Have a laser pointer or a small flashlight? In a dimmed room, trace patterns on the walls (or better yet, your cat gym!) and encourage her to “catch” it. If you haven’t tried this before, you are missing out!

Older cats might not be fooled by the “hand under a blanket” trick, but one of my kittens used to go crazy chasing the mysterious beast beneath the covers.

And it might be cliche, but go grab a ball of yarn and see what happens. Not all cats are interested by the same toys and games, so try a little bit of everything until something clicks.

Another benefit of playing with your cat is encouraging her not to “make up” games, like “scratch the sofa,” “tear down the curtains,” or “knock over the family heirlooms.”

Cats and Exercise: Why, How and How Much

What About When I’m Not Home?

Most of those exercises require you to be home to facilitate play. What about when you are at work?

For starters, invest in some kind of cat tree or cat climbing tower so your kitty has incentive to jump and climb vertically, even just to take a nap. A scratching post is another awesome investment to give your cat a way to expend energy.

If you want to get really fancy, purchase a type of “cat treadmill,” also known as a cat running wheel, that would let your cat run and run for hours even with limited indoor square footage.

Next, consider investing in a fish tank (that your cat can’t jump into, of course) or a bird feeder to put outside your cat’s favorite window. He might spend a few minutes every day pacing back and forth, stalking the fish and birds.

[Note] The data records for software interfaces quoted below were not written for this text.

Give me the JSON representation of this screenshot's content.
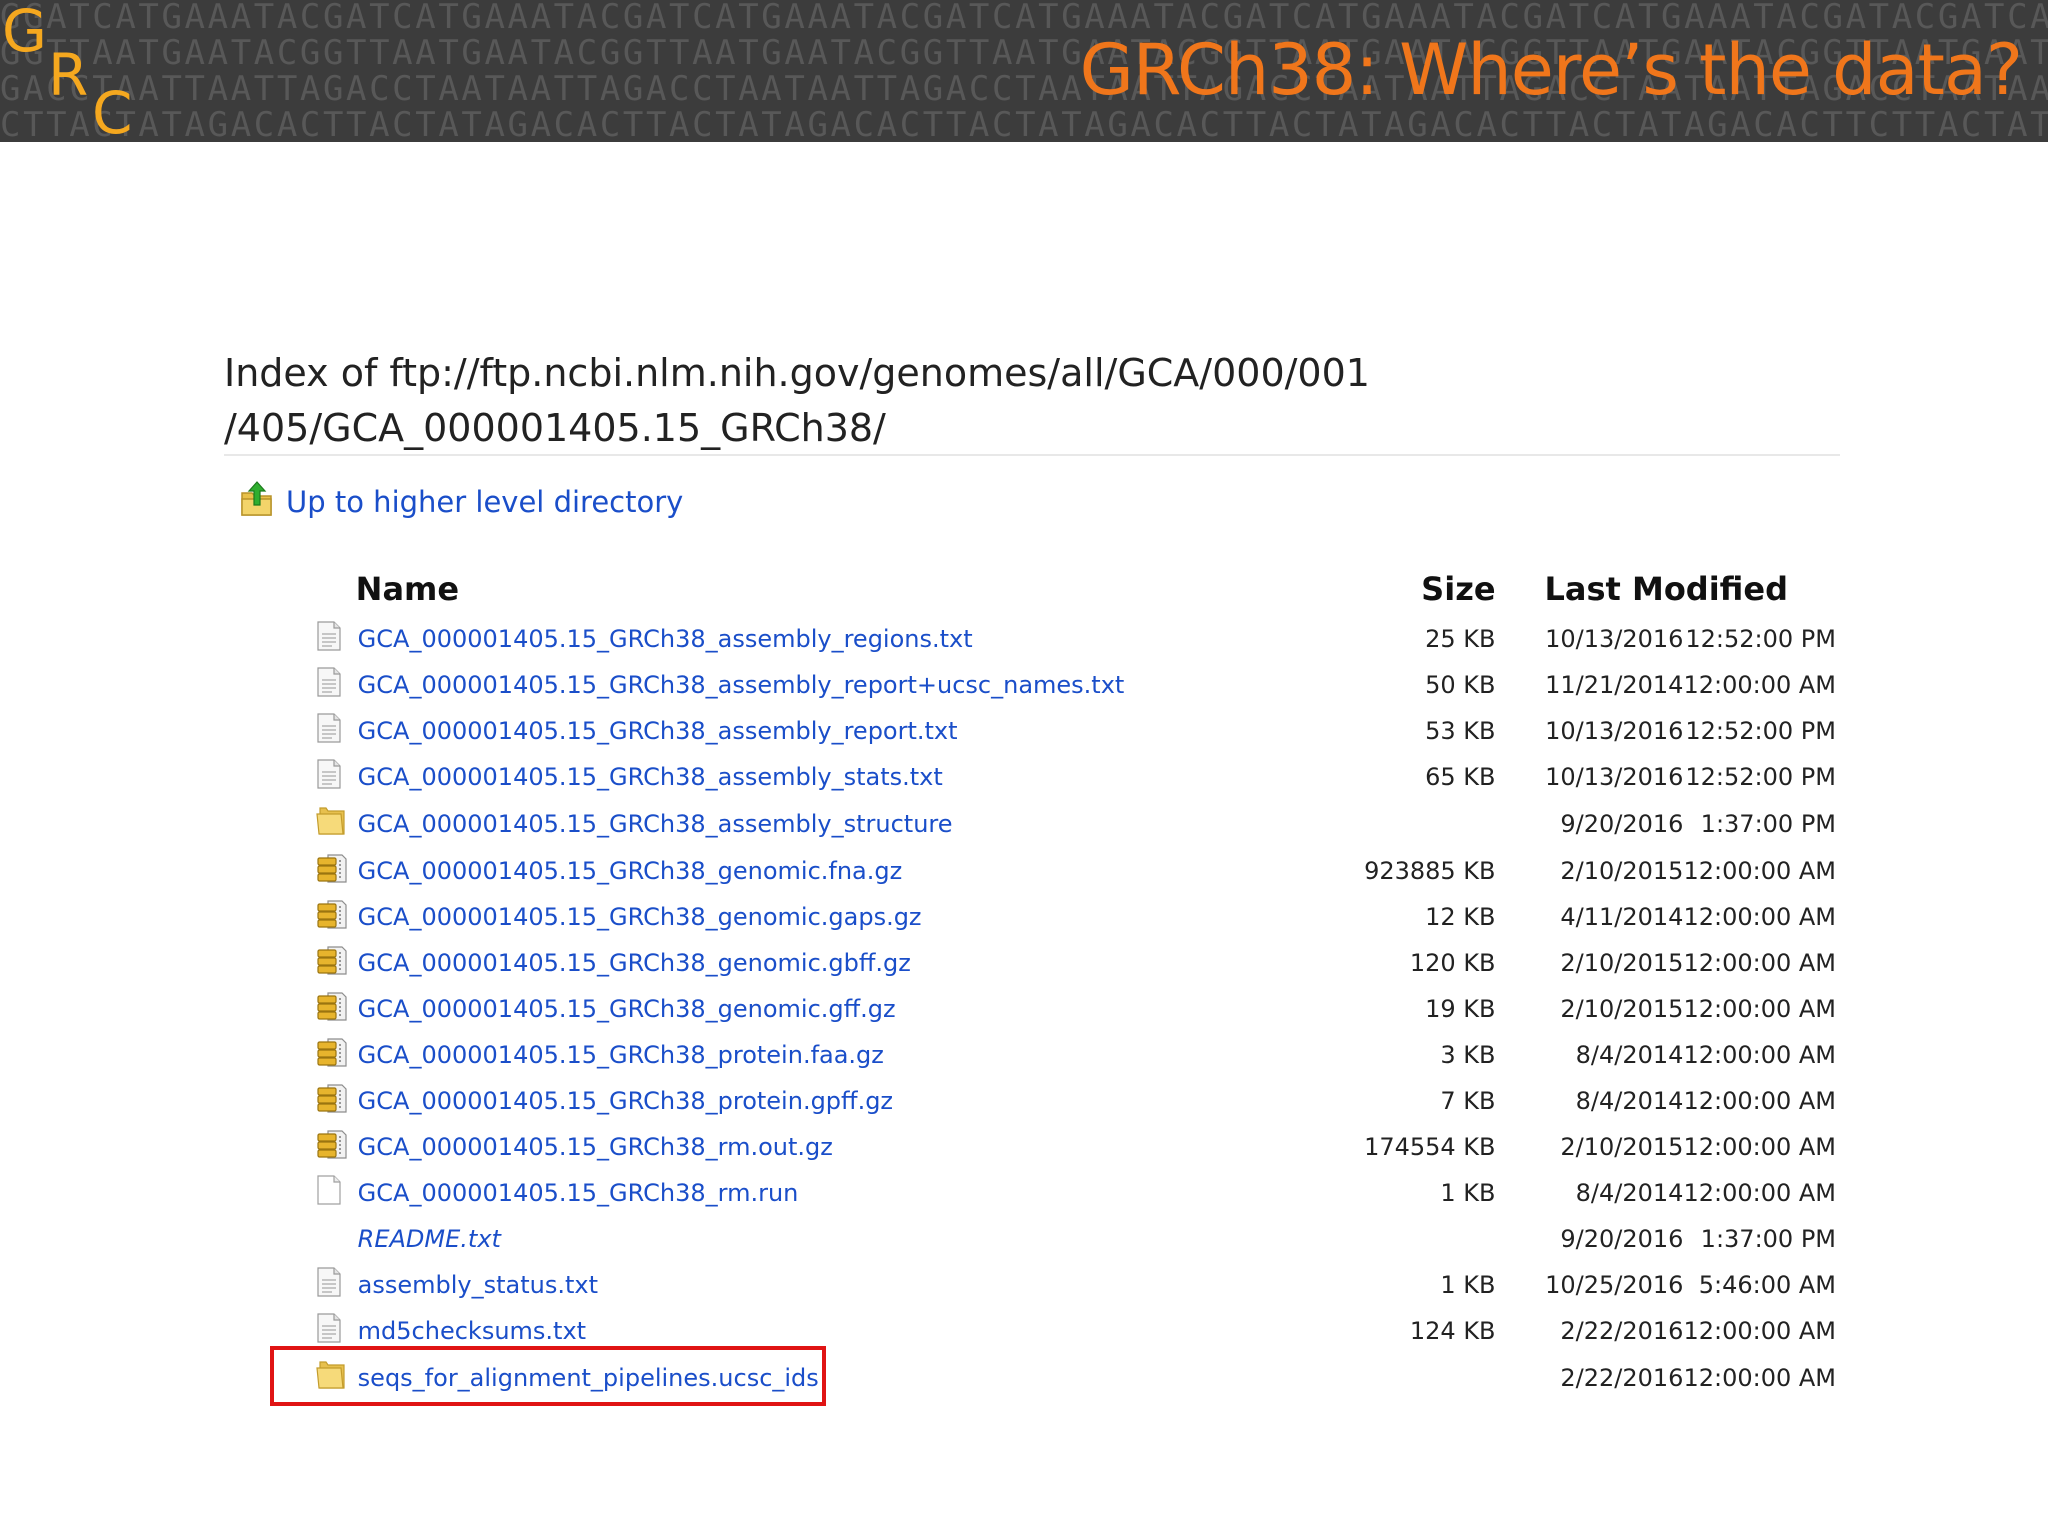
{
  "banner": {
    "dna_lines": [
      "GGATCATGAAATACGATCATGAAATACGATCATGAAATACGATCATGAAATACGATCATGAAATACGATCATGAAATACGATACGATCATGAAA",
      "GGTTAATGAATACGGTTAATGAATACGGTTAATGAATACGGTTAATGAATACGGTTAATGAATACGGTTAATGAATACGGTTAATGAATACGG",
      "GACCTAATTAATTAGACCTAATAATTAGACCTAATAATTAGACCTAATAATTAGACCTAATAATTAGACCTAATAATTAGACCTAATAATTAG",
      "CTTACTATAGACACTTACTATAGACACTTACTATAGACACTTACTATAGACACTTACTATAGACACTTACTATAGACACTTCTTACTATAGACA"
    ],
    "logo": {
      "g": "G",
      "r": "R",
      "c": "C"
    },
    "title": "GRCh38: Where’s the data?"
  },
  "index": {
    "title_line1": "Index of ftp://ftp.ncbi.nlm.nih.gov/genomes/all/GCA/000/001",
    "title_line2": "/405/GCA_000001405.15_GRCh38/",
    "up_link": "Up to higher level directory"
  },
  "table": {
    "headers": {
      "name": "Name",
      "size": "Size",
      "modified": "Last Modified"
    },
    "rows": [
      {
        "icon": "text-file-icon",
        "name": "GCA_000001405.15_GRCh38_assembly_regions.txt",
        "size": "25 KB",
        "date": "10/13/2016",
        "time": "12:52:00 PM"
      },
      {
        "icon": "text-file-icon",
        "name": "GCA_000001405.15_GRCh38_assembly_report+ucsc_names.txt",
        "size": "50 KB",
        "date": "11/21/2014",
        "time": "12:00:00 AM"
      },
      {
        "icon": "text-file-icon",
        "name": "GCA_000001405.15_GRCh38_assembly_report.txt",
        "size": "53 KB",
        "date": "10/13/2016",
        "time": "12:52:00 PM"
      },
      {
        "icon": "text-file-icon",
        "name": "GCA_000001405.15_GRCh38_assembly_stats.txt",
        "size": "65 KB",
        "date": "10/13/2016",
        "time": "12:52:00 PM"
      },
      {
        "icon": "folder-icon",
        "name": "GCA_000001405.15_GRCh38_assembly_structure",
        "size": "",
        "date": "9/20/2016",
        "time": "1:37:00 PM"
      },
      {
        "icon": "archive-icon",
        "name": "GCA_000001405.15_GRCh38_genomic.fna.gz",
        "size": "923885 KB",
        "date": "2/10/2015",
        "time": "12:00:00 AM"
      },
      {
        "icon": "archive-icon",
        "name": "GCA_000001405.15_GRCh38_genomic.gaps.gz",
        "size": "12 KB",
        "date": "4/11/2014",
        "time": "12:00:00 AM"
      },
      {
        "icon": "archive-icon",
        "name": "GCA_000001405.15_GRCh38_genomic.gbff.gz",
        "size": "120 KB",
        "date": "2/10/2015",
        "time": "12:00:00 AM"
      },
      {
        "icon": "archive-icon",
        "name": "GCA_000001405.15_GRCh38_genomic.gff.gz",
        "size": "19 KB",
        "date": "2/10/2015",
        "time": "12:00:00 AM"
      },
      {
        "icon": "archive-icon",
        "name": "GCA_000001405.15_GRCh38_protein.faa.gz",
        "size": "3 KB",
        "date": "8/4/2014",
        "time": "12:00:00 AM"
      },
      {
        "icon": "archive-icon",
        "name": "GCA_000001405.15_GRCh38_protein.gpff.gz",
        "size": "7 KB",
        "date": "8/4/2014",
        "time": "12:00:00 AM"
      },
      {
        "icon": "archive-icon",
        "name": "GCA_000001405.15_GRCh38_rm.out.gz",
        "size": "174554 KB",
        "date": "2/10/2015",
        "time": "12:00:00 AM"
      },
      {
        "icon": "blank-file-icon",
        "name": "GCA_000001405.15_GRCh38_rm.run",
        "size": "1 KB",
        "date": "8/4/2014",
        "time": "12:00:00 AM"
      },
      {
        "icon": "none",
        "name": "README.txt",
        "size": "",
        "date": "9/20/2016",
        "time": "1:37:00 PM"
      },
      {
        "icon": "text-file-icon",
        "name": "assembly_status.txt",
        "size": "1 KB",
        "date": "10/25/2016",
        "time": "5:46:00 AM"
      },
      {
        "icon": "text-file-icon",
        "name": "md5checksums.txt",
        "size": "124 KB",
        "date": "2/22/2016",
        "time": "12:00:00 AM"
      },
      {
        "icon": "folder-icon",
        "name": "seqs_for_alignment_pipelines.ucsc_ids",
        "size": "",
        "date": "2/22/2016",
        "time": "12:00:00 AM"
      }
    ]
  },
  "colors": {
    "banner_bg": "#3c3c3c",
    "title_orange": "#f0761b",
    "logo_gold": "#f5a81f",
    "link_blue": "#1a4ec9",
    "highlight_red": "#e01414"
  }
}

Additionally, leave treats on the highest perches on your cat tree, fill a toy with catnip (he’ll go nuts and then crash from his high) or invest in spring-loaded toys that allow cats to swat even while you’re away.

Of course, when you get home make an effort to engage your cat(s) one on one to make up for any exercise they didn’t do willingly while you were at work.

If Possible, Go Outside!

Most obese cats are indoor cats. I shared some ways to keep your cat fit inside your home (like the cat exercise wheel), but if possible, allow your cat to get outside from time to time: The outdoors is the ultimate treadmill for cats!

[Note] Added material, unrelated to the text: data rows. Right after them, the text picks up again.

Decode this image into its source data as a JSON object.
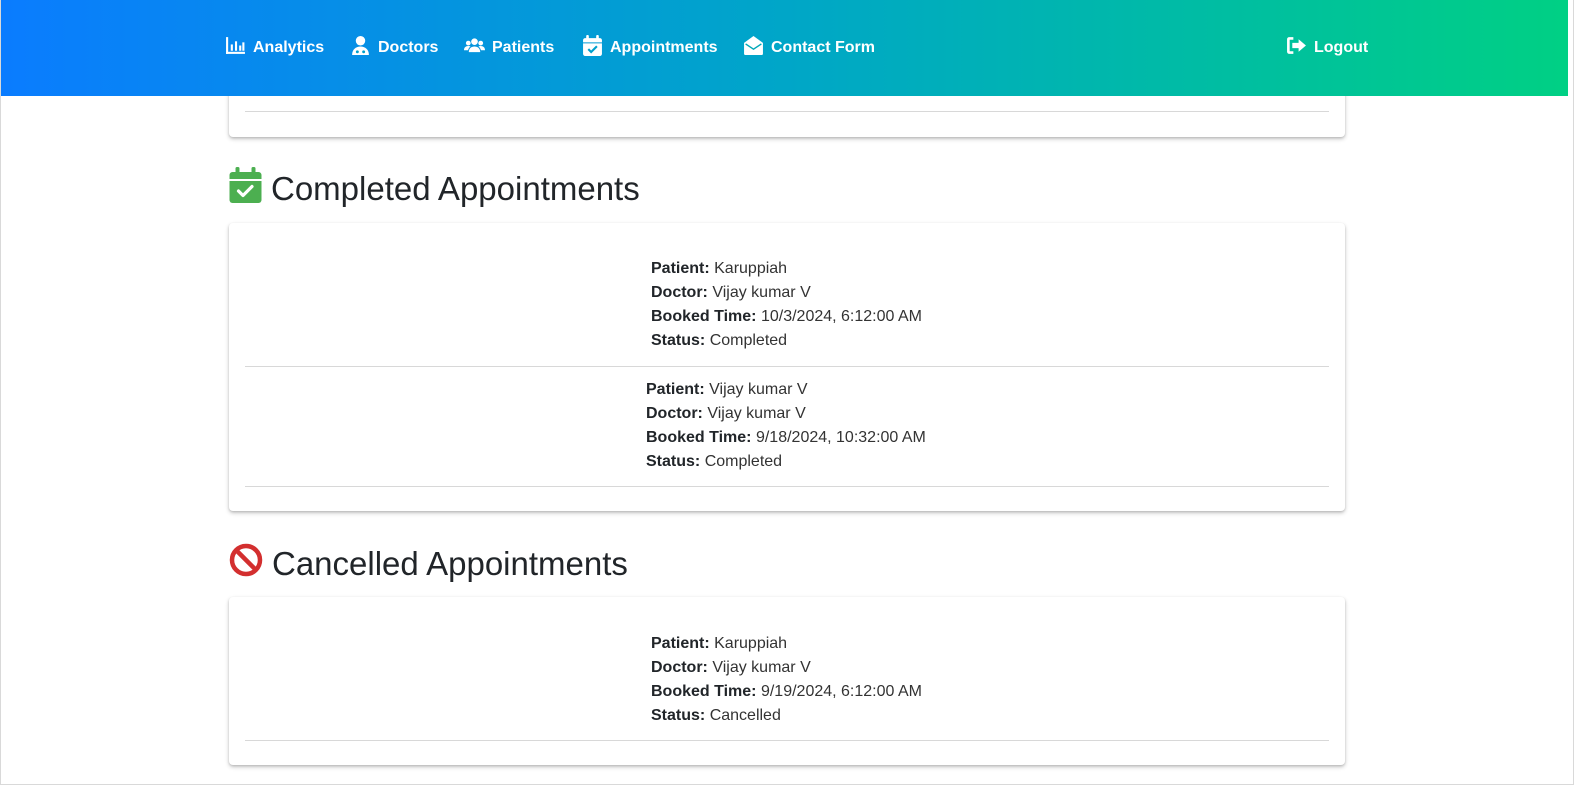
{
  "nav": {
    "items": [
      {
        "label": "Analytics",
        "icon": "chart-bar-icon"
      },
      {
        "label": "Doctors",
        "icon": "user-doctor-icon"
      },
      {
        "label": "Patients",
        "icon": "users-icon"
      },
      {
        "label": "Appointments",
        "icon": "calendar-check-icon"
      },
      {
        "label": "Contact Form",
        "icon": "envelope-open-icon"
      }
    ],
    "logout": {
      "label": "Logout",
      "icon": "sign-out-icon"
    }
  },
  "colors": {
    "gradient_start": "#0a7cff",
    "gradient_end": "#00d084",
    "completed_icon": "#4caf50",
    "cancelled_icon": "#d32f2f"
  },
  "labels": {
    "patient": "Patient:",
    "doctor": "Doctor:",
    "booked_time": "Booked Time:",
    "status": "Status:"
  },
  "completed": {
    "title": "Completed Appointments",
    "icon": "calendar-check-icon",
    "appointments": [
      {
        "patient": "Karuppiah",
        "doctor": "Vijay kumar V",
        "booked_time": "10/3/2024, 6:12:00 AM",
        "status": "Completed"
      },
      {
        "patient": "Vijay kumar V",
        "doctor": "Vijay kumar V",
        "booked_time": "9/18/2024, 10:32:00 AM",
        "status": "Completed"
      }
    ]
  },
  "cancelled": {
    "title": "Cancelled Appointments",
    "icon": "ban-icon",
    "appointments": [
      {
        "patient": "Karuppiah",
        "doctor": "Vijay kumar V",
        "booked_time": "9/19/2024, 6:12:00 AM",
        "status": "Cancelled"
      }
    ]
  }
}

Cats don’t need to sleep under the stars to enjoy the outdoors. Just let yours out for an hour or two while you are home, and use treats to lure him back inside for bed time.

If you live in an apartment, or somewhere it’s not safe to let your cat roam wild, consider a cat harness. I know, it sounds like trouble, but you never know! A kitten, in particular, might consent to wearing the ridiculous device.

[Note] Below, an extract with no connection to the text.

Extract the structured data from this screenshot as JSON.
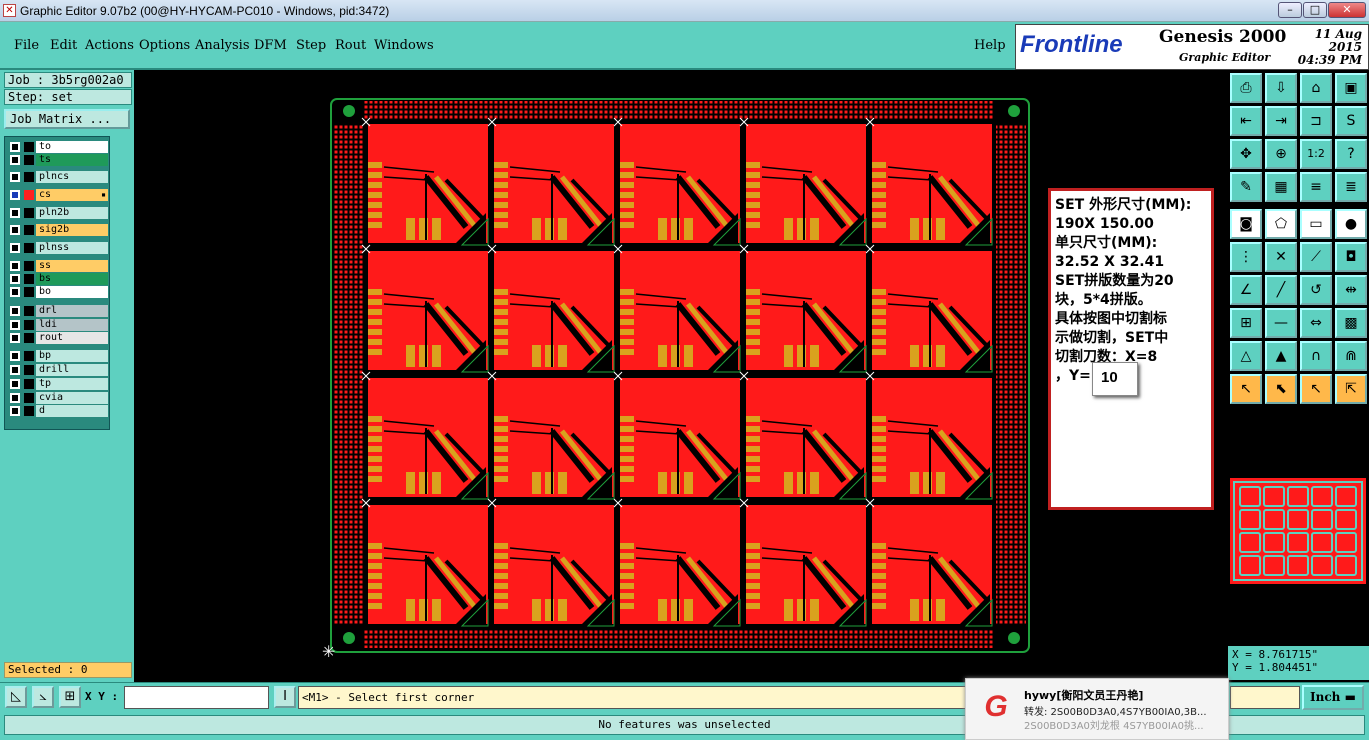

Cats and Exercise: Why, How and How Much

Conclusion? Play With Your Cats!

Now you know how to exercise your cats, and how important it is that felines get adequate exercise. One of the easiest ways to ensure they are up and moving is to play with them whenever you can.

So what are you waiting for? Find some new fun toys (or un-bury the ones they loved in kittenhood) and get playing! There’s all kinds of exercise for cats!